INDIAN ISLAND, Maine (NEWS CENTER) -- On Tuesday, Judith Josiah-Martin, Director of Multicultural Student life at the University of Maine, spoke to community members about the legacy of addiction, and the myths behind it.
"We tend to think they're bad people, they're crazy people, they're just drug-seeking, abusing people that we are wasting our resources on," said Josiah-Martin.
But Josiah-Martin says this is an illness, just like any other illness, and it needs to be treated.
"It's something that disturbs, changes and alters how people function, how people think how people behave," said Josiah-Martin.
Another myth behind addiction is that there's no life after recovery, which Josiah-Martin says is not true. She says that misconception arises because addicts stay anonymous through recovery, and the public only hears about them if they get arrested.
"We don't tend to hear anything about people in recovery, the people who have gone on who have five, 10, 15, 20 years of recovery who are living productive lives, who run companies, who teach, who have gone on to full careers or have beautiful families," said Josiah-Martin.

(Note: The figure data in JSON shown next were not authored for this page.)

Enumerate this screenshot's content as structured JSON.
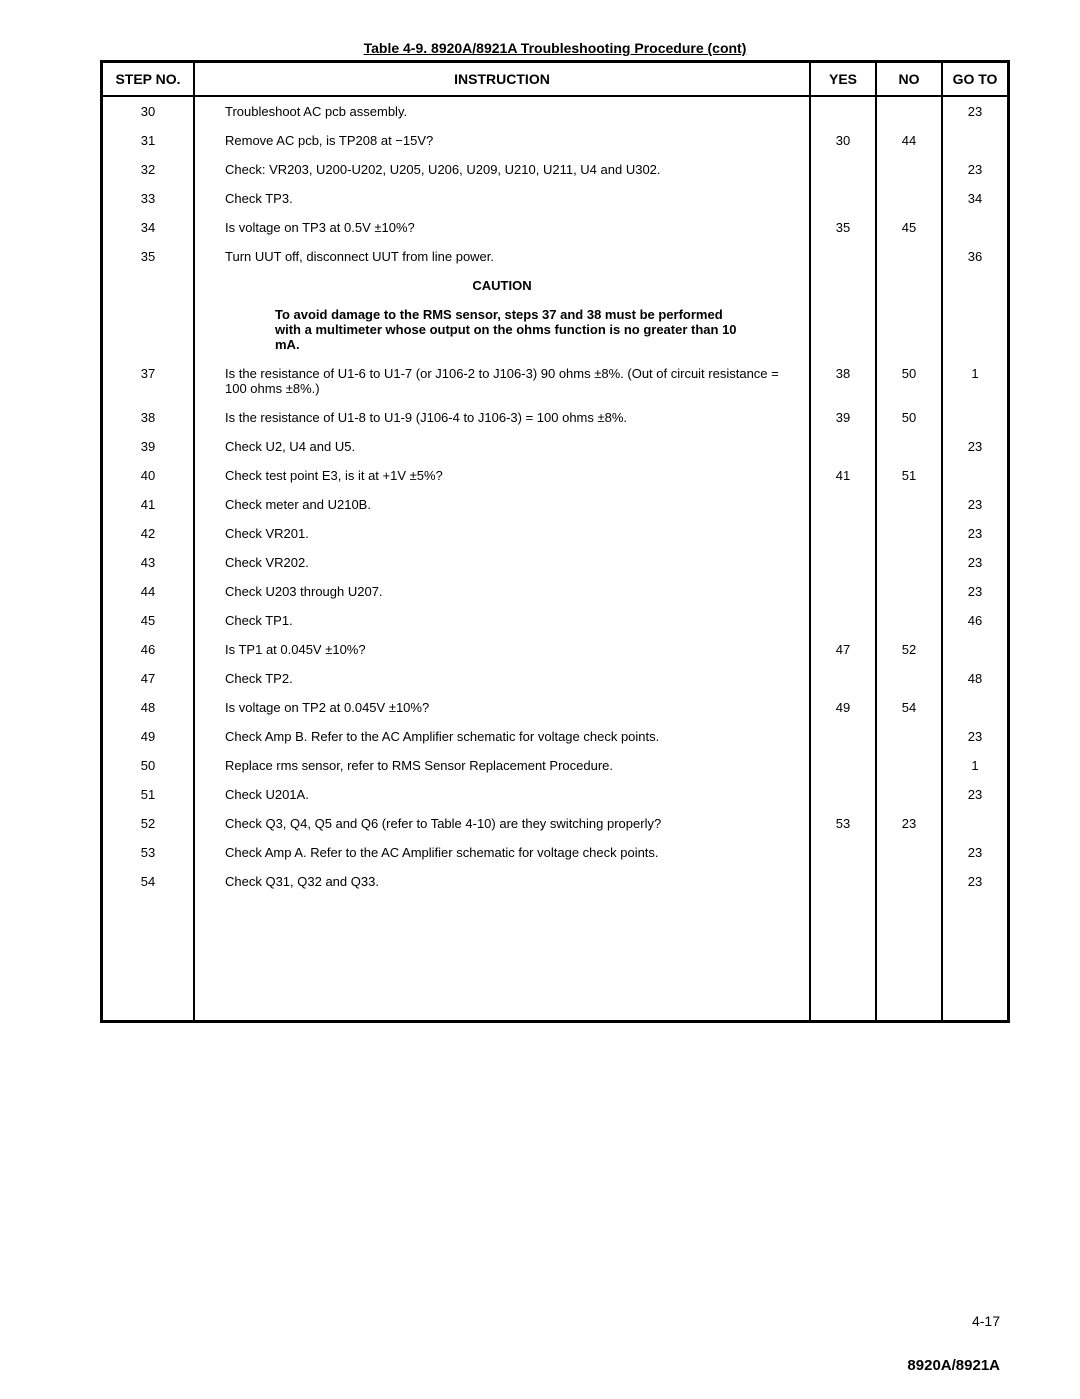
{
  "title": "Table 4-9. 8920A/8921A Troubleshooting Procedure (cont)",
  "headers": {
    "step": "STEP NO.",
    "instr": "INSTRUCTION",
    "yes": "YES",
    "no": "NO",
    "goto": "GO TO"
  },
  "caution_head": "CAUTION",
  "caution_body": "To avoid damage to the RMS sensor, steps 37 and 38 must be performed with a multimeter whose output on the ohms function is no greater than 10 mA.",
  "rows": [
    {
      "step": "30",
      "instr": "Troubleshoot AC pcb assembly.",
      "yes": "",
      "no": "",
      "goto": "23"
    },
    {
      "step": "31",
      "instr": "Remove AC pcb, is TP208 at −15V?",
      "yes": "30",
      "no": "44",
      "goto": ""
    },
    {
      "step": "32",
      "instr": "Check: VR203, U200-U202, U205, U206, U209, U210, U211, U4 and U302.",
      "yes": "",
      "no": "",
      "goto": "23"
    },
    {
      "step": "33",
      "instr": "Check TP3.",
      "yes": "",
      "no": "",
      "goto": "34"
    },
    {
      "step": "34",
      "instr": "Is voltage on TP3 at 0.5V ±10%?",
      "yes": "35",
      "no": "45",
      "goto": ""
    },
    {
      "step": "35",
      "instr": "Turn UUT off, disconnect UUT from line power.",
      "yes": "",
      "no": "",
      "goto": "36"
    },
    {
      "step": "37",
      "instr": "Is the resistance of U1-6 to U1-7 (or J106-2 to J106-3) 90 ohms ±8%. (Out of circuit resistance = 100 ohms ±8%.)",
      "yes": "38",
      "no": "50",
      "goto": "1"
    },
    {
      "step": "38",
      "instr": "Is the resistance of U1-8 to U1-9 (J106-4 to J106-3) = 100 ohms ±8%.",
      "yes": "39",
      "no": "50",
      "goto": ""
    },
    {
      "step": "39",
      "instr": "Check U2, U4 and U5.",
      "yes": "",
      "no": "",
      "goto": "23"
    },
    {
      "step": "40",
      "instr": "Check test point E3, is it at +1V ±5%?",
      "yes": "41",
      "no": "51",
      "goto": ""
    },
    {
      "step": "41",
      "instr": "Check meter and U210B.",
      "yes": "",
      "no": "",
      "goto": "23"
    },
    {
      "step": "42",
      "instr": "Check VR201.",
      "yes": "",
      "no": "",
      "goto": "23"
    },
    {
      "step": "43",
      "instr": "Check VR202.",
      "yes": "",
      "no": "",
      "goto": "23"
    },
    {
      "step": "44",
      "instr": "Check U203 through U207.",
      "yes": "",
      "no": "",
      "goto": "23"
    },
    {
      "step": "45",
      "instr": "Check TP1.",
      "yes": "",
      "no": "",
      "goto": "46"
    },
    {
      "step": "46",
      "instr": "Is TP1 at 0.045V ±10%?",
      "yes": "47",
      "no": "52",
      "goto": ""
    },
    {
      "step": "47",
      "instr": "Check TP2.",
      "yes": "",
      "no": "",
      "goto": "48"
    },
    {
      "step": "48",
      "instr": "Is voltage on TP2 at 0.045V ±10%?",
      "yes": "49",
      "no": "54",
      "goto": ""
    },
    {
      "step": "49",
      "instr": "Check Amp B. Refer to the AC Amplifier schematic for voltage check points.",
      "yes": "",
      "no": "",
      "goto": "23"
    },
    {
      "step": "50",
      "instr": "Replace rms sensor, refer to RMS Sensor Replacement Procedure.",
      "yes": "",
      "no": "",
      "goto": "1"
    },
    {
      "step": "51",
      "instr": "Check U201A.",
      "yes": "",
      "no": "",
      "goto": "23"
    },
    {
      "step": "52",
      "instr": "Check Q3, Q4, Q5 and Q6 (refer to Table 4-10) are they switching properly?",
      "yes": "53",
      "no": "23",
      "goto": ""
    },
    {
      "step": "53",
      "instr": "Check Amp A. Refer to the AC Amplifier schematic for voltage check points.",
      "yes": "",
      "no": "",
      "goto": "23"
    },
    {
      "step": "54",
      "instr": "Check Q31, Q32 and Q33.",
      "yes": "",
      "no": "",
      "goto": "23"
    }
  ],
  "page_num": "4-17",
  "model": "8920A/8921A"
}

An example is Marissa Mitchell, who spoke publicly about her addiction for the first time. She said bullying is what made her turn to drugs 15 years ago. She's now been clean for 10 years, and hopes to help others beat the addiction that once plagued her.
"My recovery story could be totally different from another person, but they can't do it alone is basically what I want them to know, that you need the support from other people to get through and to stay clean," said Mitchell.
In 2008, 5,685 people in Maine were admitted for opiate treatment. That number is the 12th highest in the country, and the 2nd highest in the New England behind Vermont.
"At the same time we have some of the best services here whether its through the Maine health care system or other community services," said Josiah-Martin.
In hopes of releasing more people from the destructive effects of opiate dependency.